Sorting implies the docking of proteins to specific intracellular trafficking machineries and their adaptors. Mutation of the Tyr682 residue in APP prevents its phosphorylation and may affect the binding of APP to adaptor proteins. This hypothesis underscores the potential significance of the selective regulation of Tyr682 phosphorylation, which may impact APP signaling and processing. Future investigations should aim to identify the proteins involved in these events.

Testing the hypothesis

The results reported here shed new light on the role of Tyr682 in intracellular trafficking, and on the proteolytic processing of APP. It is likely that adaptor proteins, which fail to bind the YENPTY domain, could induce a diversion of APP from its normal transport route and influence APP processing. Consequently, a large-scale screening for adaptor proteins that may be involved in the perturbation of APP trafficking in the Y682G mice model, can assume a crucial clinical relevance.

Recent emerging evidence points to SorLA (SORL1 or LR11), a neuronal sorting protein for APP, and low-density lipoprotein receptor-related protein (LRP) as possible adaptors involved in the APP pathway.

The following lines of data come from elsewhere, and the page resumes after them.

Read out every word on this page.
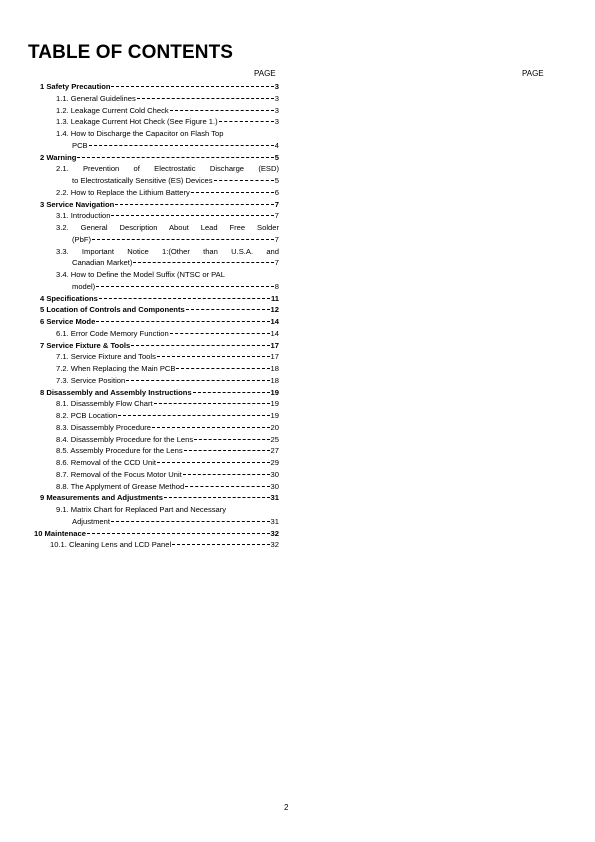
TABLE OF CONTENTS
PAGE	PAGE
1 Safety Precaution	3
1.1. General Guidelines	3
1.2. Leakage Current Cold Check	3
1.3. Leakage Current Hot Check (See Figure 1.)	3
1.4. How to Discharge the Capacitor on Flash Top
PCB	4
2 Warning	5
2.1. Prevention of Electrostatic Discharge (ESD)
to Electrostatically Sensitive (ES) Devices	5
2.2. How to Replace the Lithium Battery	6
3 Service Navigation	7
3.1. Introduction	7
3.2. General Description About Lead Free Solder
(PbF)	7
3.3. Important Notice 1:(Other than U.S.A. and
Canadian Market)	7
3.4. How to Define the Model Suffix (NTSC or PAL
model)	8
4 Specifications	11
5 Location of Controls and Components	12
6 Service Mode	14
6.1. Error Code Memory Function	14
7 Service Fixture & Tools	17
7.1. Service Fixture and Tools	17
7.2. When Replacing the Main PCB	18
7.3. Service Position	18
8 Disassembly and Assembly Instructions	19
8.1. Disassembly Flow Chart	19
8.2. PCB Location	19
8.3. Disassembly Procedure	20
8.4. Disassembly Procedure for the Lens	25
8.5. Assembly Procedure for the Lens	27
8.6. Removal of the CCD Unit	29
8.7. Removal of the Focus Motor Unit	30
8.8. The Applyment of Grease Method	30
9 Measurements and Adjustments	31
9.1. Matrix Chart for Replaced Part and Necessary
Adjustment	31
10 Maintenace	32
10.1. Cleaning Lens and LCD Panel	32
2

SorLA function is to re-route internalized APP molecules from early endosomes back to the Golgi, bypassing delivery of the precursor protein to late endosomes where β-secretase resides 45. Similarly, LRP binds to APP through Fe65 proteins 46 and mediates Aβ clearance 47,48. Lack of LRP expression causes reduced APP internalization and Aβ secretion 48–50. Thus, an abnormal function of these proteins may affect APP trafficking leading to the defects reported in Y682G mice. Accordingly, other adaptor proteins that regulate various steps in the APP route from the cell surface to the intracellular compartments could similarly impact the processing of APP. This is the case with Fe65 (16), Mint1/X11 (20), JIP-1 (18), and others previously discussed.

Conclusion and outlook

Here, I present emerging evidence suggesting a role for the Y682ENPTY687 motif of APP in the onset of dementia and neuronal degeneration. Results from the laboratories in which I worked suggest that the Tyr682 residue exerts a positive role on the functions of APP and is associated with memory formation and neurotrophic activity.

Remarkably, the features we observed in APPY682G mice have previously been described in mouse models of AD. However, unlike AD models, APPY682G mice exhibit memory, cognitive, and molecular deficits in the absence of Aβ deposition and accumulation.

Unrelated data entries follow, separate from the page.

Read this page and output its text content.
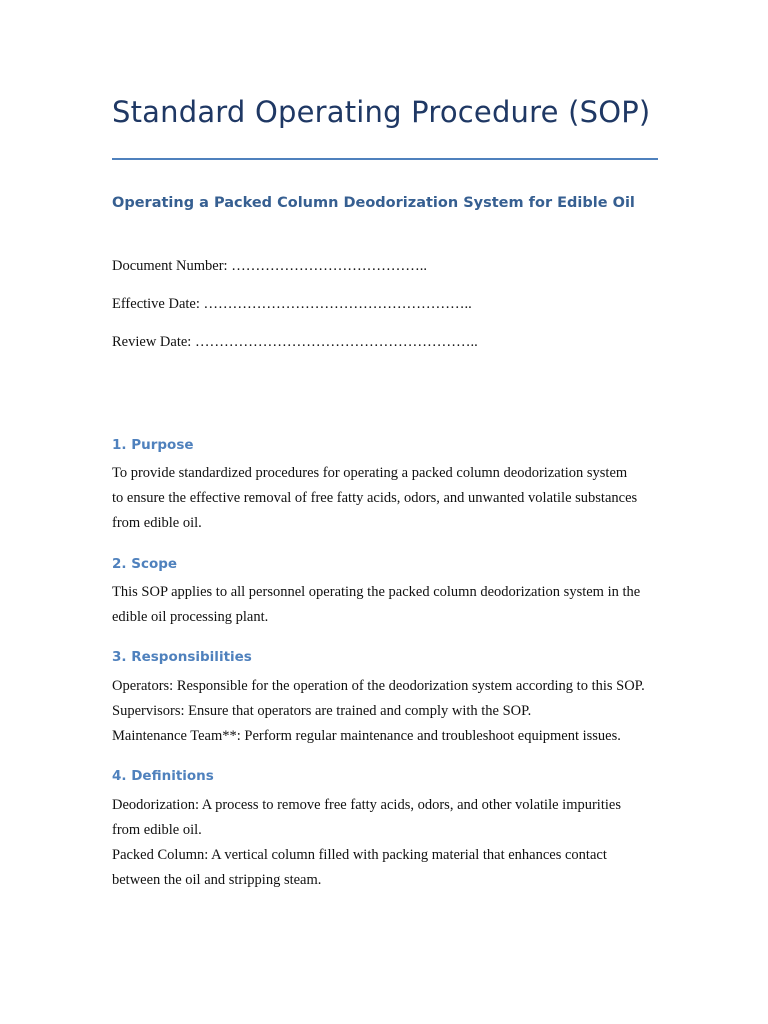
Standard Operating Procedure (SOP)
Operating a Packed Column Deodorization System for Edible Oil
Document Number: …………………………………..
Effective Date: ………………………………………………..
Review Date: …………………………………………………..
1. Purpose
To provide standardized procedures for operating a packed column deodorization system
to ensure the effective removal of free fatty acids, odors, and unwanted volatile substances
from edible oil.
2. Scope
This SOP applies to all personnel operating the packed column deodorization system in the
edible oil processing plant.
3. Responsibilities
Operators: Responsible for the operation of the deodorization system according to this SOP.
Supervisors: Ensure that operators are trained and comply with the SOP.
Maintenance Team**: Perform regular maintenance and troubleshoot equipment issues.
4. Definitions
Deodorization: A process to remove free fatty acids, odors, and other volatile impurities
from edible oil.
Packed Column: A vertical column filled with packing material that enhances contact
between the oil and stripping steam.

These findings highlight an attractive scenario in which Tyr682 may be a crucial actor in APP/Aβ signaling such that a disruption of APP binding to adaptors, mediated by a Tyr682 mutation or altered phosphorylation status, may lead to neuronal defects and decline. I suggest that alterations in the phosphorylation status and activity of the Y682ENPTY687 motif deserve more attention and may provide tools to understand the pathogenic mechanisms of dementia in humans.